Stanley represents a promising research direction in artificial intelligence, or machine thinking. Through sophisticated programs in onboard computers, the vehicle decides how to navigate mapped terrain and unmapped obstacles in real time. It integrates a course map expressed in about 3,000 points of latitude and longitude, stored memory of past experiences, and new information about the road ahead gathered from roof-mounted laser sensors, video cameras, radar and GPS receivers.
Behind Stanley’s driverless accomplishment is the work of nearly 100 people at Stanford University and Volkswagen’s Electronics Research Laboratory (ERL), both in Palo Alto, California.

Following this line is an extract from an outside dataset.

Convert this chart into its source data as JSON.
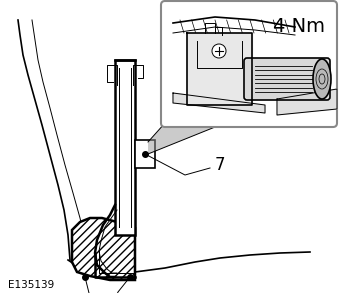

DARPA’s Grand Challenge of 2005 pitted autonomous vehicles against each other and a ten-hour limit on a punishing dirt course with steep cliffs, sharp turns, and countless obstacles. Only Stanley and four other competitors finished the course. The race’s experimental robots—all sponsored by businesses, universities and individuals—emerged from research for military purposes and demonstrated the feasibility of self-navigating vehicles.
Like the impact of integrated circuits, the Internet, and other technologies with strong military connections, the impact of the robot race is likely to be felt in other areas of American life, especially automotive safety.